Instagram warps how we think of ourselves

 

There’s a transition occurring on Instagram.

Once a social media platform dedicated to the creative documentation of one’s experiences, it now seems to be a gigantic half-naked photoshoot tournament.

Many accounts on Instagram are run by beautiful women and men who have created new forms of legitimate entrepreneurship as “Instagram models” first discovered on social media.

The culture on Instagram today has turned into a competition to see who can post the most erotic, sensual, eye-catching pictures of themselves.

What does this fight for attention and likes online do to all generations, especially middle-school-aged kids, that have smart phones and access to social media?

Surely the focus on capturing the best picture of ones rear-end is not a healthy, normal thing to be constantly seeing and holding in high regard.

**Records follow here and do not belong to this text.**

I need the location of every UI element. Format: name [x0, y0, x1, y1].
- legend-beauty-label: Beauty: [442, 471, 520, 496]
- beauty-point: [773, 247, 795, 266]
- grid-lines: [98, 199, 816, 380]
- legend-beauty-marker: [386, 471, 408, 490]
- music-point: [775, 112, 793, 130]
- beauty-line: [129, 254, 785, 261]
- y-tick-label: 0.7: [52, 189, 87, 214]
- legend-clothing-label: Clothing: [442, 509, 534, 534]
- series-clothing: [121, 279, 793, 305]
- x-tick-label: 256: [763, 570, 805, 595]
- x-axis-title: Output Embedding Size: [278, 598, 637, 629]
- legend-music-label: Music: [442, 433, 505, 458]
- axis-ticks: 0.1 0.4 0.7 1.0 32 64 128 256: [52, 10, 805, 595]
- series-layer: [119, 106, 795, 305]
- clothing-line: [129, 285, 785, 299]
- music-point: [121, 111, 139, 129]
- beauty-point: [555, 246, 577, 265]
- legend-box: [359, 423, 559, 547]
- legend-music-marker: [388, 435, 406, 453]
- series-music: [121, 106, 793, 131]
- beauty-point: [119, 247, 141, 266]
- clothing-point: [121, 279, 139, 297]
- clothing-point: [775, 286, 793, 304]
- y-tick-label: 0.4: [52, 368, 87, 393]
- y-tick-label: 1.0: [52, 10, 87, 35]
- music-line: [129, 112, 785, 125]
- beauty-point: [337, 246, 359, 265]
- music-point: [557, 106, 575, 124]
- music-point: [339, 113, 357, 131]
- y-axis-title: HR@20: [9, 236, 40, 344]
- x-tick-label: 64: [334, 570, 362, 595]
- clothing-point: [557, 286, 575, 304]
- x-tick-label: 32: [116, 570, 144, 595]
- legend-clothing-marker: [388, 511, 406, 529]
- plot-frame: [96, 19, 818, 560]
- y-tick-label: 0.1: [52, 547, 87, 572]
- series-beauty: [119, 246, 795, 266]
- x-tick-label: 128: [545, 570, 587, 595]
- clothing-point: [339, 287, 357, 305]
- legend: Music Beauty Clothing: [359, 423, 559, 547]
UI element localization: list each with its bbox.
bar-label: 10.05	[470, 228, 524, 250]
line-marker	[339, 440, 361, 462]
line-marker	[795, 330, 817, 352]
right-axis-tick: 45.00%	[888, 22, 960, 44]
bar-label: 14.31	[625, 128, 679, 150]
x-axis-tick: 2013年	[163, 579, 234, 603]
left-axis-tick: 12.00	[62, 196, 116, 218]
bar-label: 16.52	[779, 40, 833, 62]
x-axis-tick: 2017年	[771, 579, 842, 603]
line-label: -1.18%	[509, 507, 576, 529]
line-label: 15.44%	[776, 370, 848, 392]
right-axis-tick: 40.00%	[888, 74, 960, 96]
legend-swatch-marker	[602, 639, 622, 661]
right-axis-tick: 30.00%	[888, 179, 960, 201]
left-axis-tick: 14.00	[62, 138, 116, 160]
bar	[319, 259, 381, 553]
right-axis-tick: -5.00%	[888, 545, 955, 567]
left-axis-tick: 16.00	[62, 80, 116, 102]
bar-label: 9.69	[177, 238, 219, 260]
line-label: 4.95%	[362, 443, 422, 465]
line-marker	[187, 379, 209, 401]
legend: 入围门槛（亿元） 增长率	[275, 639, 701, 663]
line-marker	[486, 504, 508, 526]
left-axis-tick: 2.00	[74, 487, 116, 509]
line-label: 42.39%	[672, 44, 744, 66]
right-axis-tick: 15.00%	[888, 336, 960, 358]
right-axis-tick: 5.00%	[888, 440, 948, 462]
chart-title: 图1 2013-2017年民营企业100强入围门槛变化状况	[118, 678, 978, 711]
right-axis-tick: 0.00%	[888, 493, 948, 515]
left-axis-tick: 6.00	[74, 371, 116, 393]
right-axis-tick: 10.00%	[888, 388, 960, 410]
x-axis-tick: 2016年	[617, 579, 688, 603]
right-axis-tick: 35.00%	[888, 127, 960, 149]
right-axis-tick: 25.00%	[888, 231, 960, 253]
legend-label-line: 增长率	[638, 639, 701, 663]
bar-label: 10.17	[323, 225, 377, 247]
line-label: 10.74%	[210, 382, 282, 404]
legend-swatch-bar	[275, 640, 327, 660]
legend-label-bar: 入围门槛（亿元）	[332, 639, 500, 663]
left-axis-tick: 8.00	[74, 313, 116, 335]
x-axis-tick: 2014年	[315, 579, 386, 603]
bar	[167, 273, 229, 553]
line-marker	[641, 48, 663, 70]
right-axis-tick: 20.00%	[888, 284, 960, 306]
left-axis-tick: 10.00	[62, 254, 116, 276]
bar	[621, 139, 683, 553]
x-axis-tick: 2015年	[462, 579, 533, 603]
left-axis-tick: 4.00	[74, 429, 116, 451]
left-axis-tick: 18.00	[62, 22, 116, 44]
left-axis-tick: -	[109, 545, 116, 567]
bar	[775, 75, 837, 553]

How can over-sexualizing ourselves create a healthy sense of self-worth,and what we must do to feel validated?

Look up Alexis Ren on Instagram. Every picture features the 21 year-old posed in a sexual, flirtatious way. Without her 12.9 million followers, no one would know who she is.

Is it a good thing that we only know Ren because of her body?

Kylie Jenner, also 21, has also used her sexualized online profile to become famous.

Today, Jenner is a major fashion icon and has a wildly successful makeup brand, Kylie Cosmetics, worth nearly $800 million, according to Forbes.

I can remember when Jenner’s Instagram feed first received attention online. I was in high school, the same age as her. She was the hot Kardashian sister with gorgeous selfies and bikini shots.

Slowly, I began to realize how negative I felt about my own body when I constantly saw pictures of Jenner posed in impeccable outfits that featured her looking flawless, right down to facial structure, skin, hair, a small waist and perfect curves; it seemed effortless, the epitome of sex-appeal.

I continuously compared my body to hers, feeling discouraged and unsatisfied with who I was and how I looked. Eventually, I unfollowed her.

Me viewing my own body negatively is nobody’s fault, especially not Jenner’s. She can look and dress however she wants.

It is our world’s limited praise, directed specifically at a certain body type, that made me feel less-than.

Scrolling through photos of Jenner and Ren in string bikinis begs the question: “How was that life attained?” and “How can I be that beautiful?”

That’s how consumerism operates behind the sexy body shots online, reaching forward, enthralling the public, selling a product that will supposedly make us all more attractive.

As a society, we have stopped asking why we glorify people who use their sex-appeal for mere profit. Jenner didn’t invent anything other than a personal makeup brand, nor does she have outstanding academic, athletic or musical accomplishments.

That’s certainly not to say she would only have value if she did one of those things. But the point remains that Jenner was unnoticed before she became hot and famous on Instagram.

I think that people today are more aware of what profound damage slut-shaming does to men and women. But society seems to have shifted so far in the opposite direction that there no longer exists boundaries and standards of what authentic beauty and worth truly is.

Women and men today have stopped assessing how the things they expose themselves to affect their mental well-being.

If the only time we can feel attractive and valuable is when we get 200 likes on a picture, that’s a problem. If we cannot take off the filters to truly cherish the entirety of our being, then we will inevitably crave validation from social media to fill that void.

Being confident is a wondrous thing, but exploiting who you are for a world of strangers doesn’t increase your value, it only makes you look like an object people can judge.

In the end, who really benefits from the half-naked pictures?

The human experience of beauty and life is about more than our glowing youth and temporarily wrinkleless skin.

No one should have to use their body as an advertisement online to get what they want, but each individual is in charge of the price tag they trade for their sanity.